The country has devoted resources and homegrown talent to medical research, investing more than US$1 billion in biotech over the past 20 years, according to a World Health Organization (WHO) report. This research produced CimaVax EGF, a first-of-its-kind vaccine to help fight lung cancer, the fourth-leading cause of death in the cigar-loving nation. There were even clinical trials held in London, Ont. back in 2000.

It's considered a vaccine even though it doesn't prevent cancer because the drug makes the body produce tumour-reducing antibodies. Though the drug doesn't cure cancer, it can extend the life of people with advanced lung cancer, without the side-effects of chemotherapy.

It was approved in Cuba in 2011 and has been free for Cubans ever since, though many foreign patients also fly in for treatment. Wired reports that "each shot costs the government about $1. A Phase II trial from 2008 showed lung cancer patients who received the vaccine lived an average of four to six months longer than those who didn’t."

But the vaccine may soon be able to treat American patients as well after President Obama lifted restrictions on Cuban medical and research equipment. HuffPost Canada has asked the Canadian Cancer Society the status of CimaVax in Canada and will update the story when we have a response.

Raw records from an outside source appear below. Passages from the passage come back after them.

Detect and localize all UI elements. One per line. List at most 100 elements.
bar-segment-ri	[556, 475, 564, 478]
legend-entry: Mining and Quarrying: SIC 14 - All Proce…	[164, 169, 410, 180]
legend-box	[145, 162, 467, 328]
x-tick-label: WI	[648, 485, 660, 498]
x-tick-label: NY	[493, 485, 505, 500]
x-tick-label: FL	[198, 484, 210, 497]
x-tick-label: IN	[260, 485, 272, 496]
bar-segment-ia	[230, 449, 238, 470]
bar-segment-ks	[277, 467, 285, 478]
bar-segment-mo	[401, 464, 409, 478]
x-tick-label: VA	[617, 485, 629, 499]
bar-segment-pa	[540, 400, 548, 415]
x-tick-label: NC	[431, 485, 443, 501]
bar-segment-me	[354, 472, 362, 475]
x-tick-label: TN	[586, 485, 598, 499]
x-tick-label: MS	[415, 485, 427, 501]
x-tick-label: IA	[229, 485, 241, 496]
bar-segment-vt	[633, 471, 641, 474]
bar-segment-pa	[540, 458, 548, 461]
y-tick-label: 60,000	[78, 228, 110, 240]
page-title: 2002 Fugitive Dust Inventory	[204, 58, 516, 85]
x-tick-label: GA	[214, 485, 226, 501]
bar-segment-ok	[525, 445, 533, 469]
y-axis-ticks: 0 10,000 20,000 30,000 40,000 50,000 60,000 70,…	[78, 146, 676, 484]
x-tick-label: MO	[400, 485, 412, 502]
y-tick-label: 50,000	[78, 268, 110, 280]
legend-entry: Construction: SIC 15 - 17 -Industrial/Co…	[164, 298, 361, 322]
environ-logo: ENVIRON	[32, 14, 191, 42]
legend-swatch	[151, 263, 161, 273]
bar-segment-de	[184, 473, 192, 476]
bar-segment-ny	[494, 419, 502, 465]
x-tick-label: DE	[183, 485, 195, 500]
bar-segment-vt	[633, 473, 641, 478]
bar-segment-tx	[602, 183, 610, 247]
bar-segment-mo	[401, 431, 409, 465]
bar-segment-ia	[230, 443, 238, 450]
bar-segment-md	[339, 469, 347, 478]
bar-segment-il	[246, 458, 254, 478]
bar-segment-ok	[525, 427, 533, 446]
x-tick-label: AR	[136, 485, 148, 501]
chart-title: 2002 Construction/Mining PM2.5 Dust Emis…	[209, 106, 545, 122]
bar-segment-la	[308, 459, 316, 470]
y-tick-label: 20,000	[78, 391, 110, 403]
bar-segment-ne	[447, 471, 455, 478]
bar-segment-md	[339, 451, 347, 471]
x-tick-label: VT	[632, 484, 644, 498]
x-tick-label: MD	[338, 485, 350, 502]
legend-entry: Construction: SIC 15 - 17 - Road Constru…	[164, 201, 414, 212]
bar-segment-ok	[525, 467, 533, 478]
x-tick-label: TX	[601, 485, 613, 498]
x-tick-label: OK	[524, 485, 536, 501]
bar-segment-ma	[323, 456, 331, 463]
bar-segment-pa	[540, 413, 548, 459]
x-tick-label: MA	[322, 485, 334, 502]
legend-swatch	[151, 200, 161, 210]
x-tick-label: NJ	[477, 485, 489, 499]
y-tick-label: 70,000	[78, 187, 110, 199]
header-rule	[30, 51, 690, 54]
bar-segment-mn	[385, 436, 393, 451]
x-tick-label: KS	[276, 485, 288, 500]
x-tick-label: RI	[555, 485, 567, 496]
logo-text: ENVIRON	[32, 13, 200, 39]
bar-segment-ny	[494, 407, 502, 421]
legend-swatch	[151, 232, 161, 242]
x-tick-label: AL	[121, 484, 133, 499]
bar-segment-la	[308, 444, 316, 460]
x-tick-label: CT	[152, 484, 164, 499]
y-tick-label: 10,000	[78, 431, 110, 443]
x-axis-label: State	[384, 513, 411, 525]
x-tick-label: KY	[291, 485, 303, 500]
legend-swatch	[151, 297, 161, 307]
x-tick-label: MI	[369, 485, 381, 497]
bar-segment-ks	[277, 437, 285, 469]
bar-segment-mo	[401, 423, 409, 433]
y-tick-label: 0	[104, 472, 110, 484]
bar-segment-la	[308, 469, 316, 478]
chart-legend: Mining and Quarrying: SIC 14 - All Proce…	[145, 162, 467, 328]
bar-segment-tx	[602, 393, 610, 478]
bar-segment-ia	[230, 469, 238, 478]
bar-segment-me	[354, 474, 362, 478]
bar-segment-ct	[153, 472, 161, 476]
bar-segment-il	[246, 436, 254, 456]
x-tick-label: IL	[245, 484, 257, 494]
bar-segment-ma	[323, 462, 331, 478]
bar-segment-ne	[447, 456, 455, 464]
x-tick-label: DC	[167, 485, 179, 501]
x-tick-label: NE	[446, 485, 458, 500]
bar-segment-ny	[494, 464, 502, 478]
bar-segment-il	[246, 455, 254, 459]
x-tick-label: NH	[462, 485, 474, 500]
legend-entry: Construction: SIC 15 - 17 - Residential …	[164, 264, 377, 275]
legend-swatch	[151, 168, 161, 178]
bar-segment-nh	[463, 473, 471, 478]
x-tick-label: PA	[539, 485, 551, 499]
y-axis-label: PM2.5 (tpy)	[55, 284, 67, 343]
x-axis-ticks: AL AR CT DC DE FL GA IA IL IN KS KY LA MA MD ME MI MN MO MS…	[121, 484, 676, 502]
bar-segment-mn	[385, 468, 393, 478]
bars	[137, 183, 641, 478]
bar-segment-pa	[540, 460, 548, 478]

During a trade mission to Cuba last month, New York Governor Andrew Cuomo helped push through an agreement between the Roswell Park Cancer Institute and Cuba's Center for Molecular Immunology to begin CimaVax trials within a year, which could lead to FDA approval.

Roswell Park researcher Dr. Kelvin Lee told The Huffington Post that his team is excited about the drug's potential to also act like a traditional vaccine and prevent cancer from developing or recurring.

"There’s good reason to believe that this vaccine may be effective in both treating and preventing several types of cancer, including not only lung but breast, colorectal, head-and-neck, prostate and ovarian cancers, so the potential positive impact of this approach could be enormous," Lee said.

Cuba has developed more anti-cancer drugs, too. Nimotuzumab, intended to treat advanced tumours in the head, neck and brain, is currently undergoing clinical trials in Japan and Europe.

"Investigators from around the world are trying to crack the nut of cancer," Feinstein Institute for Medical Research biologist Thomas Rothstein told Wired. "The Cubans are thinking in ways that are novel and clever."

And it's not just cancer. According to the WHO, Cuba's biotech industry has 1,200 international patents and its exports are soaring, bringing in hundreds of millions of dollars.

Not surprisingly, given the country's socialist political system, Cuba's WHO rep says their focus has been on "producing more affordable drugs to tackle diseases that run rampant in low- and middle-income countries."